Don’t get me wrong, I love the lake. Living in close proximity to it was a priority for us on that apartment shopping trip back in August, and even for its lack of monsters, I feel a strong and almost spiritual sense of connectedness with the world when gazing out on its endlessness.
I’ve always been obsessed with bodies of water, and I like to imagine how I would trace a water route from wherever I’m currently gazing to wherever my loved ones live:
These days it’s a pretty quick shot up the lake to Milwaukee for many (though not all) of my imaginary water journeys – heck, on a low-smog day, you can actually see Wisconsin from the top of the Hancock building.

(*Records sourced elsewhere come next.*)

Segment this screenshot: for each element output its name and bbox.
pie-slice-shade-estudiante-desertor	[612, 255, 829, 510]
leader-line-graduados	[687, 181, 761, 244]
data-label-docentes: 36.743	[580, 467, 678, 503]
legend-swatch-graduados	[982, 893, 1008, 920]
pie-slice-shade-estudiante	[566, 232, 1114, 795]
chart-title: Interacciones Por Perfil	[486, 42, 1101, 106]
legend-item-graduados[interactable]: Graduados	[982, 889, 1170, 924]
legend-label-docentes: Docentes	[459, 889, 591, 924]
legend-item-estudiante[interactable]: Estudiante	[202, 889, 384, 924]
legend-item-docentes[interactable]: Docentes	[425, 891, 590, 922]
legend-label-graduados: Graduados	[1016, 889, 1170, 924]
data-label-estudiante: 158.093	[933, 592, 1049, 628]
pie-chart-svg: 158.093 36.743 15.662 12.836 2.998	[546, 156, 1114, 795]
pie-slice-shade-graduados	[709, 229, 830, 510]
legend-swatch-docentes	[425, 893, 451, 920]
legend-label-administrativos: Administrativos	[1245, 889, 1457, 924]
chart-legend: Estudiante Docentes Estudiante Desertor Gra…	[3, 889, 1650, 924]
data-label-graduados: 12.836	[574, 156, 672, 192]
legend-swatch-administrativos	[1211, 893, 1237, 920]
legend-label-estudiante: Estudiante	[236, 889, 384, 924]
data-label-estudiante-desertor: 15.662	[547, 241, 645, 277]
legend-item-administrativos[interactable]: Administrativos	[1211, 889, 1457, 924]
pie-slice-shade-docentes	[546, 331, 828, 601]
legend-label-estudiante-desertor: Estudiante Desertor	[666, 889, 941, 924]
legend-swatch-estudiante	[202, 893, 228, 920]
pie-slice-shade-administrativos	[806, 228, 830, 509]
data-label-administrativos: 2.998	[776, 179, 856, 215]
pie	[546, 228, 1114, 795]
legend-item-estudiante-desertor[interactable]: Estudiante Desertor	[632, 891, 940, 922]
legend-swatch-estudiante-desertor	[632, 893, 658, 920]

I really do believe that monsters help foster, among other things, a strong and active imagination, and in that respect, they’re very healthy, if not crucial, to the imaginative success of an individual and a city. So for now, without lengthy imaginary voyages to distract me, and with this current book club book in mind, I think that when I gaze out on Lake Michigan these days, I’m going to have to contemplate the monster. The yet-to-be-discovered monster. The monster-that-maybe-nobody-but-me-cares-about monster. The monster that spews ice all over the bike path. The monster that makes the wind gust at 37 mph. Every monster dream has to start somewhere, right? Do you think it’s too late for Chicago? Maybe the lake is too big, maybe it can hide too well… maybe we need a more defined body of water… the Belmont Harbor monster… I’m open to ideas…
And in case you’re interested, the book is “The Monsters of Templeton,” by Lauren Groff, and I do endorse it, in a “Monday” sort of way, even though it’s Thursday.